Plot the nodes with the highest betweenness centrality scores

In [None]:
num_nodes_to_inspect = 10
betweenness_df[:num_nodes_to_inspect].plot(x='node', y='betweenness', color='green', kind='barh').invert_yaxis()

## Discussion

- Which characters have the highest degree centrality scores?
- Which characters have the highest betweenness centrality scores?
- Why do these metrics differ? What can betweenness centrality tell us about the roles that the characters play in the GOT universe?


## Calculate Weighted Degree

Who has the most number of connections in the network (if you factor in edge weight)?

In [None]:
networkx.degree(G, weight='Weight')

Make the weighted degree values a `dict`ionary, then add it as a network "attribute" with `networkx.set_node_attributes()`

In [None]:
weighted_degrees = dict(networkx.degree(G, weight='Weight'))
networkx.set_node_attributes(G, name='weighted_degree', values=weighted_degrees)

Make a Pandas dataframe from the degree data `G.nodes(data='weighted_degree')`, then sort from highest to lowest

In [None]:
weighted_degree_df = pd.DataFrame(G.nodes(data='weighted_degree'), columns=['node', 'weighted_degree'])
weighted_degree_df = weighted_degree_df.sort_values(by='weighted_degree', ascending=False)
weighted_degree_df

Plot the nodes with the highest weighted degree values

In [None]:
num_nodes_to_inspect = 10
weighted_degree_df[:num_nodes_to_inspect].plot(x='node', y='weighted_degree', color='orange', kind='barh').invert_yaxis()

## Communities

Who forms distinct communities within this network?

In [None]:
from networkx.algorithms import community

Calculate communities with `community.greedy_modularity_communities()`

In [None]:
communities = community.greedy_modularity_communities(G)

In [None]:
communities

Make a `dict`ionary by looping through the communities and, for each member of the community, adding their community number

In [None]:
# Create empty dictionary
modularity_class = {}
#Loop through each community in the network
for community_number, community in enumerate(communities):
    #For each member of the community, add their community number
    for name in community:
        modularity_class[name] = community_number

Add modularity class to the network as an attribute

In [None]:
networkx.set_node_attributes(G, modularity_class, 'modularity_class')
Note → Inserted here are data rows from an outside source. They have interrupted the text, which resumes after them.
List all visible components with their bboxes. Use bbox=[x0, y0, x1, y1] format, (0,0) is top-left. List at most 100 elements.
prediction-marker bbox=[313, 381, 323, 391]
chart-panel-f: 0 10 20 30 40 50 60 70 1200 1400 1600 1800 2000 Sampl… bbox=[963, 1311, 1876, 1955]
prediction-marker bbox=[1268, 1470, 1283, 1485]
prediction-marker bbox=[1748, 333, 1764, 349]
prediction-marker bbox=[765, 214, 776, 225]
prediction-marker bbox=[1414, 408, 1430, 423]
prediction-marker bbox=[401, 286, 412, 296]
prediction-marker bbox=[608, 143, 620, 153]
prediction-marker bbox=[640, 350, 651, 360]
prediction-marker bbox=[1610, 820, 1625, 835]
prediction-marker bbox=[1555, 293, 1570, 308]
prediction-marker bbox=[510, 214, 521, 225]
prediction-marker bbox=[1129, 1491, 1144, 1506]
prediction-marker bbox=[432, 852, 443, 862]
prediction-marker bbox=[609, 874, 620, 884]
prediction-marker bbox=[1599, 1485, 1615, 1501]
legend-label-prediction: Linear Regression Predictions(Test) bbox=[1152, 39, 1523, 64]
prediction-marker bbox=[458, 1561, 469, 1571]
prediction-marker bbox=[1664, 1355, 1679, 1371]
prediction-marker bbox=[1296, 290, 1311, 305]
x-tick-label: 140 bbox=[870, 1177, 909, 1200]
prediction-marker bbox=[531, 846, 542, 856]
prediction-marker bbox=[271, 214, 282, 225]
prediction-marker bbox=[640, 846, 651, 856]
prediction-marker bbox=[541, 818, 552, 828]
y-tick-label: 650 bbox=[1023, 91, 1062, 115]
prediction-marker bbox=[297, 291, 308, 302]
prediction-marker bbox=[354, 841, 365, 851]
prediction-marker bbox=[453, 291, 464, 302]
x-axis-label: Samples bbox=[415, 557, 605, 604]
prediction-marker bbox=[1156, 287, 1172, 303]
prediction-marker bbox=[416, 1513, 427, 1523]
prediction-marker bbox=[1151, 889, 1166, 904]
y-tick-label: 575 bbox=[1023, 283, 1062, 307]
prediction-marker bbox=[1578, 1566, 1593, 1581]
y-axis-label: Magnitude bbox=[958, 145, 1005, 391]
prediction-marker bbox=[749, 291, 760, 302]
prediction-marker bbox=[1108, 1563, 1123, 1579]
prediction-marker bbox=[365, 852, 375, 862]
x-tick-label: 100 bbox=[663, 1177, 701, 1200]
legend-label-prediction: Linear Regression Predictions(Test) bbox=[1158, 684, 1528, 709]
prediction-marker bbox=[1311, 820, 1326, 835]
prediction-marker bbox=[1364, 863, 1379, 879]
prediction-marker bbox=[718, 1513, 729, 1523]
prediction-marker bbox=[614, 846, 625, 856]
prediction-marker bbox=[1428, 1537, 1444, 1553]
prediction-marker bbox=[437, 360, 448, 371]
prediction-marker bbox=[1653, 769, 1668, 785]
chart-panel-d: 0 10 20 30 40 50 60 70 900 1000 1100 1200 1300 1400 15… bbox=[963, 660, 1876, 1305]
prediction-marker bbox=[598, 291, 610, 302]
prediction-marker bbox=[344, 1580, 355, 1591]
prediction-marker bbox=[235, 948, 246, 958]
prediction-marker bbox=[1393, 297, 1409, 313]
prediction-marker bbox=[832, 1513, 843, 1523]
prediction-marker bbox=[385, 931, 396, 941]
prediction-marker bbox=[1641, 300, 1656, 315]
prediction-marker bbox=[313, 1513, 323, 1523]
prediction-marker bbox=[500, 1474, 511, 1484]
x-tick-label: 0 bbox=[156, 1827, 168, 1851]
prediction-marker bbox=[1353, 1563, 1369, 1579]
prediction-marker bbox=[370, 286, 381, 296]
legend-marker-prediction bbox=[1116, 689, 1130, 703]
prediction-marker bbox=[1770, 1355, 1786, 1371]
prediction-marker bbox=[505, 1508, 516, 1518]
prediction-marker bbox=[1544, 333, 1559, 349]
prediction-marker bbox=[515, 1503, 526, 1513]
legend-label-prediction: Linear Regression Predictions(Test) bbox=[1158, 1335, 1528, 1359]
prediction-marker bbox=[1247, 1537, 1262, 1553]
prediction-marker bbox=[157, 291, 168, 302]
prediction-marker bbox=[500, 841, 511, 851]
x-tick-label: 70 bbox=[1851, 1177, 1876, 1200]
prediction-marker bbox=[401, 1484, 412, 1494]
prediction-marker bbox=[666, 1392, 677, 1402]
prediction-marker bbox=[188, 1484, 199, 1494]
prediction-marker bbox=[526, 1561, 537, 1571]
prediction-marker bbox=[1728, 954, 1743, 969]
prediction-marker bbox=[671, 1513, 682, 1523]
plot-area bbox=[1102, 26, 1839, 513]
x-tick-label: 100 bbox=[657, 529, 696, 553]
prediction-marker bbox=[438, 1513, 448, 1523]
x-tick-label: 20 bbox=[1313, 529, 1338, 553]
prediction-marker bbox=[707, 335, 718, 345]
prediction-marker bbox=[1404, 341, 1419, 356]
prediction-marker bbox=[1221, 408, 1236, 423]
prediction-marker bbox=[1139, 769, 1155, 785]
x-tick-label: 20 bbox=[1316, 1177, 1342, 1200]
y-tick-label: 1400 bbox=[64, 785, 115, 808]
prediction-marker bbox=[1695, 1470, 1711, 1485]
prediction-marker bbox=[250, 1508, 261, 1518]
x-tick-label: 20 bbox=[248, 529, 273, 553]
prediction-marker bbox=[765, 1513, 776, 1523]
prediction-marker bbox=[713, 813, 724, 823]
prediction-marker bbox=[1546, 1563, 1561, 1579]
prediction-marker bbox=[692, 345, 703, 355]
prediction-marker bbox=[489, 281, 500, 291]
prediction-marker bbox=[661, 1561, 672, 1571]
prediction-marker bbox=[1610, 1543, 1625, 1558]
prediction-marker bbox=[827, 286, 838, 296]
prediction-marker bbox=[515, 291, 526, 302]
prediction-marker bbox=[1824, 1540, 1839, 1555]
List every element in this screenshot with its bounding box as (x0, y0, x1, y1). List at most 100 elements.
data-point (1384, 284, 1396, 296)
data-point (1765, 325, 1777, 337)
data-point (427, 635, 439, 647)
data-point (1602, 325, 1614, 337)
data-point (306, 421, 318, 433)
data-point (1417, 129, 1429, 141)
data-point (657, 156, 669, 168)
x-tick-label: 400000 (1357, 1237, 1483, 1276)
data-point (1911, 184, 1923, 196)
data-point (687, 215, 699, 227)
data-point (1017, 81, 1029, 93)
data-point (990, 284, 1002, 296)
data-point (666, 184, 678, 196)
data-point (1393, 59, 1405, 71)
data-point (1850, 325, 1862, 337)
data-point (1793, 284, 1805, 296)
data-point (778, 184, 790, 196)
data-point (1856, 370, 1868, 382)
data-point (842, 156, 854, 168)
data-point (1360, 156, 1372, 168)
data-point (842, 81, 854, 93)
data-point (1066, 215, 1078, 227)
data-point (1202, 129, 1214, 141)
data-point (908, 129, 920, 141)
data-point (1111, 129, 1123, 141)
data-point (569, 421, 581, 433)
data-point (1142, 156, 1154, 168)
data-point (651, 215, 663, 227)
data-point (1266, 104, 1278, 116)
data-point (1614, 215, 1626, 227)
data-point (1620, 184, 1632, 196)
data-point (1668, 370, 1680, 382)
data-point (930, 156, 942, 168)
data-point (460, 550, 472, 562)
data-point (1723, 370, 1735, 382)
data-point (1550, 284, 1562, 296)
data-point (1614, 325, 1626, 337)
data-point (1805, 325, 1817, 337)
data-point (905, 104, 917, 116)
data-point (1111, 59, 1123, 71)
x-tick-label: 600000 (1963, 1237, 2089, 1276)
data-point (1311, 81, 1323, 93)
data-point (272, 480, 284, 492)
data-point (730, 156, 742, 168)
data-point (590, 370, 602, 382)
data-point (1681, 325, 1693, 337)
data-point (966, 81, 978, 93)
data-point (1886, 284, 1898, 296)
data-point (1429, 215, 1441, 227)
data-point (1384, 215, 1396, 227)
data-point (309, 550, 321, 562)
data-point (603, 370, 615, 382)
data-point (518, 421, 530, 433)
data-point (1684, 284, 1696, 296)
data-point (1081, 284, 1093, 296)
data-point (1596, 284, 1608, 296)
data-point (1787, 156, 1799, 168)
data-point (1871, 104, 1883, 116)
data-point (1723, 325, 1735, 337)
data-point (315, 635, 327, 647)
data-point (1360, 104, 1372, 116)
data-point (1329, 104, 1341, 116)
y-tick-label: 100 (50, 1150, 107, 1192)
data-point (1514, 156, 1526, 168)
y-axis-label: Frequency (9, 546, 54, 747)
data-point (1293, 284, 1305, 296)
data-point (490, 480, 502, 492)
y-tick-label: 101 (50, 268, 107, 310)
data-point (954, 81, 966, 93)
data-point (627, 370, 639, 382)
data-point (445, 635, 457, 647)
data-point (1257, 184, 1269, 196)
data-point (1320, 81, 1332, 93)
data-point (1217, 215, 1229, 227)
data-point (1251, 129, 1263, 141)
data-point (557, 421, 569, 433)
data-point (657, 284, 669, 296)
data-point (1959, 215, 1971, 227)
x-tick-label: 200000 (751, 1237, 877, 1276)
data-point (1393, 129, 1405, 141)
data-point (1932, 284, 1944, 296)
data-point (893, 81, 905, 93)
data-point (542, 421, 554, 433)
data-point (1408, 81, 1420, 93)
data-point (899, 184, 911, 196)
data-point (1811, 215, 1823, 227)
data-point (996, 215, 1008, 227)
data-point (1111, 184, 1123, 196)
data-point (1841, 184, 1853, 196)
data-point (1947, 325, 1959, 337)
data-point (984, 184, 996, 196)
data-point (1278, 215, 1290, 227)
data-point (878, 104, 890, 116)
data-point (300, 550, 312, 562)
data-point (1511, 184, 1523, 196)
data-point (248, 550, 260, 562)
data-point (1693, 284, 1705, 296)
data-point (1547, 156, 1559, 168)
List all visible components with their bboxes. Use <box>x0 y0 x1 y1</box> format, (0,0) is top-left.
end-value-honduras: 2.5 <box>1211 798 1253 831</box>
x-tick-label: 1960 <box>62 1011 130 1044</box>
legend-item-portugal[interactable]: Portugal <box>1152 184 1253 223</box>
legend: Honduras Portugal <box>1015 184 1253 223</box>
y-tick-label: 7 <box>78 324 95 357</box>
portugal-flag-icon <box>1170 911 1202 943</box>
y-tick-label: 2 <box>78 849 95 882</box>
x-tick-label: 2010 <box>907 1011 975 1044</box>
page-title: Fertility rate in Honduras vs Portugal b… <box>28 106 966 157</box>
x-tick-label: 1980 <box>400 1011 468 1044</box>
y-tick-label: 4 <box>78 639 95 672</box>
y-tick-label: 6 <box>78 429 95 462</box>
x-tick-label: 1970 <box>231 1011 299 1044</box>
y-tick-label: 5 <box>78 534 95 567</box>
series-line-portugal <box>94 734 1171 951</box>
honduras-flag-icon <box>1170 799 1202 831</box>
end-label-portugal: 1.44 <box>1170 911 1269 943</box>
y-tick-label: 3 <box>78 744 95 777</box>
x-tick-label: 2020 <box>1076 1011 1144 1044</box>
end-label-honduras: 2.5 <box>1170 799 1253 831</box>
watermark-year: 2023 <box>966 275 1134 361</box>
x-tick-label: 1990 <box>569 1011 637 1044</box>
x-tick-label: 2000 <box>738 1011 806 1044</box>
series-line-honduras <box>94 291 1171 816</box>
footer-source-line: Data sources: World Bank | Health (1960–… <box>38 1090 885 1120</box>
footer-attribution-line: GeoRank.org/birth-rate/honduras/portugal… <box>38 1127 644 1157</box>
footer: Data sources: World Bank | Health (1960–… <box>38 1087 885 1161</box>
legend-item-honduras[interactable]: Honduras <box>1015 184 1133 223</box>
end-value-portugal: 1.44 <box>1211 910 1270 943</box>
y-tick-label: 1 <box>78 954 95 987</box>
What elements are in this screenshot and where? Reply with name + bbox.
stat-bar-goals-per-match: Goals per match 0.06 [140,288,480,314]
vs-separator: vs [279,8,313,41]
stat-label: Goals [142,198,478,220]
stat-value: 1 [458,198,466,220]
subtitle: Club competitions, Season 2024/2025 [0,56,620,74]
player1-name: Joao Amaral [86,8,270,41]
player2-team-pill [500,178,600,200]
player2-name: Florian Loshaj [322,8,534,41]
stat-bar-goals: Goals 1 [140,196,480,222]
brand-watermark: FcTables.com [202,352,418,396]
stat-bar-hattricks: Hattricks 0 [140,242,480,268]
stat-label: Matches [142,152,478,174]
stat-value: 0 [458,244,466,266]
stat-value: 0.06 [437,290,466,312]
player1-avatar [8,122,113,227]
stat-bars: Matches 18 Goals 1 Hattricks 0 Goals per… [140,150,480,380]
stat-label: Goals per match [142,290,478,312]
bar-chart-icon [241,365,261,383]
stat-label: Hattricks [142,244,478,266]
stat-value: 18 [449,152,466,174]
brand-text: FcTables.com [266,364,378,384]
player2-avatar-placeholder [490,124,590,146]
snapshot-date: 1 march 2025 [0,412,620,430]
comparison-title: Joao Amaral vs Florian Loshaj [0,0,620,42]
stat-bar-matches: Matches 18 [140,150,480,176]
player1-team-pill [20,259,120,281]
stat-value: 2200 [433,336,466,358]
Make a Pandas dataframe from modularity class network data `G.nodes(data='modularity_class')`

In [None]:
communities_df = pd.DataFrame(G.nodes(data='modularity_class'), columns=['node', 'modularity_class'])
communities_df = communities_df.sort_values(by='modularity_class', ascending=False)

In [None]:
communities_df

Inspect nodes in the DataFrame with the modularity class 2

In [None]:
communities_df[communities_df['modularity_class'] ... # Your code here]

## Visualization with nx_altair

Install nx_altair for visualization

In [None]:
!pip install nx_altair

Import nx_altair and altair

In [None]:
import nx_altair as nxa
import altair as alt

Add node name as an attribute

In [None]:
for node in G.nodes():
    G.nodes[node]['name'] = node

Create a network layout

In [None]:
pos = networkx.spring_layout(G)

Draw the graph with nx_altair

In [None]:
viz = nxa.draw_networkx(
    G,
    pos=pos,
    node_color= 'modularity_class',
    cmap='viridis',
    width=1,
    edge_color='black',
    node_tooltip = ['name', 'modularity_class']
)
alt.vconcat(viz)

## Discussion

- What do you think the communities detected by the modularity algorithm can tell us about the GOT universe?
- Which communities make sense, and which, if any, don't seem to make sense?